2. Market Access Processes
It's a whole industry that ties reimbursement to bringing medical services, drugs and products to market.
There’s an app for that…..meaning an “application” of course. Not the kind on your phone, but something you actually send to be approved. It’s a standardized process for bringing products and services into the healthcare system with their own reimbursement codes. Ever wonder how those procedure and diagnosis codes are made or who makes them? Companies apply for them! Did you know that there are special organizations in the government that are responsible for it? Did you know they are different depending on whether it is a product or service, and if the product is a drug, device or diagnostic?

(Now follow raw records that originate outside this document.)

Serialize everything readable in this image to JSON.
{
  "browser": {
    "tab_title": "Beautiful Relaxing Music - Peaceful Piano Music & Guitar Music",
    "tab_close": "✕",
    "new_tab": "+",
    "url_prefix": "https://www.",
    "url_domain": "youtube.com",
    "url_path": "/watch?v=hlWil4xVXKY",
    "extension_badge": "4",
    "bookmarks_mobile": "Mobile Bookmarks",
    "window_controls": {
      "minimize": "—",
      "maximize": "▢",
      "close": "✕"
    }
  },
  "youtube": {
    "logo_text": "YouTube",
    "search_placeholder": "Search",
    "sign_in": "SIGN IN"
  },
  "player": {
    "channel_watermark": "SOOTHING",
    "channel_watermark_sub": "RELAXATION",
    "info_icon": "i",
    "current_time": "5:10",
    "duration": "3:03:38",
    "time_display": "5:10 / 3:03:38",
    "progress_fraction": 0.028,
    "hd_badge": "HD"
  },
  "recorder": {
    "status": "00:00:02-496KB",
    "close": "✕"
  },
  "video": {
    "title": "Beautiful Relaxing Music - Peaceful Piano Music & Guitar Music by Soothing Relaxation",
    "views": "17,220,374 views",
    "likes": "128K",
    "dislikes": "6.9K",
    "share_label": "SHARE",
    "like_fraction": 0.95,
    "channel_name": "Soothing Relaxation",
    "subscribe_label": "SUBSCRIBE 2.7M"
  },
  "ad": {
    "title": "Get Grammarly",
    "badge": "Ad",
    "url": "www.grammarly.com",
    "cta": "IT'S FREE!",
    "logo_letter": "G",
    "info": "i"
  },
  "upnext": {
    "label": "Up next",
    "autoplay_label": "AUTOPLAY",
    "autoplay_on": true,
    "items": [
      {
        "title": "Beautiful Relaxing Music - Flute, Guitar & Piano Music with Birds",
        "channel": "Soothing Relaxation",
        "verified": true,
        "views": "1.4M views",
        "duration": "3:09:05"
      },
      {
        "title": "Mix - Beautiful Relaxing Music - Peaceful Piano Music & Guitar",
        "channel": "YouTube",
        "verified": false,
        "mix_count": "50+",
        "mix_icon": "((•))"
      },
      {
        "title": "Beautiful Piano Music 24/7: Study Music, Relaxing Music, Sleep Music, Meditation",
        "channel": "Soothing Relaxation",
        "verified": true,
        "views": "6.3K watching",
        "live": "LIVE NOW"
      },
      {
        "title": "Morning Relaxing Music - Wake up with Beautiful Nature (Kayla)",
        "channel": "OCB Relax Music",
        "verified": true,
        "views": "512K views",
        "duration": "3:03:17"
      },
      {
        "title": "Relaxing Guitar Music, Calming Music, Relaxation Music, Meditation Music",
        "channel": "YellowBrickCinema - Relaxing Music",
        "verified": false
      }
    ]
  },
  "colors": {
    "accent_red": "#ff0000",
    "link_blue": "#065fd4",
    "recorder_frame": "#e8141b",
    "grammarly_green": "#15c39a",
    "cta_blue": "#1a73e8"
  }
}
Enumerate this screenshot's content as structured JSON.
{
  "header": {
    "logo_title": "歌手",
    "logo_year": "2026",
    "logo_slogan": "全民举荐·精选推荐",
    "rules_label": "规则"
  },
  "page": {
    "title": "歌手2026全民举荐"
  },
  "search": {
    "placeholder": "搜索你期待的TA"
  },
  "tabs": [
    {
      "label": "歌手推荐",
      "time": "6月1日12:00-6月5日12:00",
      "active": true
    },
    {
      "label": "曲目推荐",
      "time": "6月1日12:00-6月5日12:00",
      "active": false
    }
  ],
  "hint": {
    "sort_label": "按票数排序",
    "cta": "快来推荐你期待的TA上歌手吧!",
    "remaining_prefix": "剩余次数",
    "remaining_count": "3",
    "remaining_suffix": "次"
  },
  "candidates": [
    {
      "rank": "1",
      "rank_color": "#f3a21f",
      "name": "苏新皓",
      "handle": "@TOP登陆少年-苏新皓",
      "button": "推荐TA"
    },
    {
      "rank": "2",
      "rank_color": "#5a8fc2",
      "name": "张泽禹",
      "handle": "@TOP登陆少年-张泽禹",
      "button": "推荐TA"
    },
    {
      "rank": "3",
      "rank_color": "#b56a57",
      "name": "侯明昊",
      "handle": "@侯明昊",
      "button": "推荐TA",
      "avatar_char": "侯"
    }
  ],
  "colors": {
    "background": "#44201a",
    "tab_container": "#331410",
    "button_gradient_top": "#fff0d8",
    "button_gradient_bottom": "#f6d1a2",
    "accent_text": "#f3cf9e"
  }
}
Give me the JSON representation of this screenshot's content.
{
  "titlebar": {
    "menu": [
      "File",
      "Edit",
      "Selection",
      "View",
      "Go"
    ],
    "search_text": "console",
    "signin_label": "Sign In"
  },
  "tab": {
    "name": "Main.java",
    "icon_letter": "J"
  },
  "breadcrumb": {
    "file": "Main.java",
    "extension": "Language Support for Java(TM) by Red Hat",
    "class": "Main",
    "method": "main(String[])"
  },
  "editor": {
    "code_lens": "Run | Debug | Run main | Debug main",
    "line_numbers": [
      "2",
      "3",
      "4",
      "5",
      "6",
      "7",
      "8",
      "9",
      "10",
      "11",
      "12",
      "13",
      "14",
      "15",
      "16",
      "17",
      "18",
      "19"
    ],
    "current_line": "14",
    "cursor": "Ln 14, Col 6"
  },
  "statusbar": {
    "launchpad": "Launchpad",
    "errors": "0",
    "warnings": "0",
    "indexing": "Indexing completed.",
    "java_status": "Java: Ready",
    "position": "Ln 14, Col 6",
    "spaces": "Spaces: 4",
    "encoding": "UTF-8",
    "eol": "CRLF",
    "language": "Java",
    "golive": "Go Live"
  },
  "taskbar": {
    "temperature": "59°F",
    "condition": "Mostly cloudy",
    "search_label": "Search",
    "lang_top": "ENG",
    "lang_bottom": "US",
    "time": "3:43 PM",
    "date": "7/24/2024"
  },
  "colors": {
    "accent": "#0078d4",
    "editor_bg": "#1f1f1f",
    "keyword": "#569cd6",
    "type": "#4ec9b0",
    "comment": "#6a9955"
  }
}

If you have a code for your product or procedure, then you basically have a way for people to start providing it to patients, and getting it reimbursed by insurance. The people who know how to take a company’s product, pharmaceutical or service into the market are highly valued by big companies, with the most successful charging rates of up to $500 an hour.
3. U.S. Health Laws and Regulations
Think you know the law about reimbursement? Think again: the penalties for not knowing are huge,
The U.S. code, the Federal Register, the Code of Federal regulations. Each of these key Federal government legal/regulatory codes and publications describe all the rules for healthcare payment. When you get an e-mail from a payer saying “we are changing this procedure,” 99% of the time it is based on a rule change from the big bosses at CMS.
But what if you were the one to bring that information forward to your stakeholders? Compliance is also key, so knowing where all of the reimbursement rules and laws are is key start to being a successful reimbursement expert. By the way, some laws, such as Healthcare Fraud Statues, carry huge penalties including fines and imprisonment for the offenders.
4. Health Economics
You don't have to be an economist to know how this sets the stage for Value Based Healthcare
Put your thinking cap on. This is where science and reimbursement come together. A field that is becoming very important is health economics. Does your hospital want to strike a special deal with a payer? Think twice about doing it without some health economic data. Using big data from provider, insurance companies and government sources, health economic experts study the cost of healthcare and determine key questions to help shape the future of healthcare delivery in terms of dollars and cents. That means that you can create models to compare the use of a new innovative medication versus the standard of care.
With that information, there are infinite possibilities for new programs, and showing the value of your organization to partners such as private insurance, Medicaid and CMS.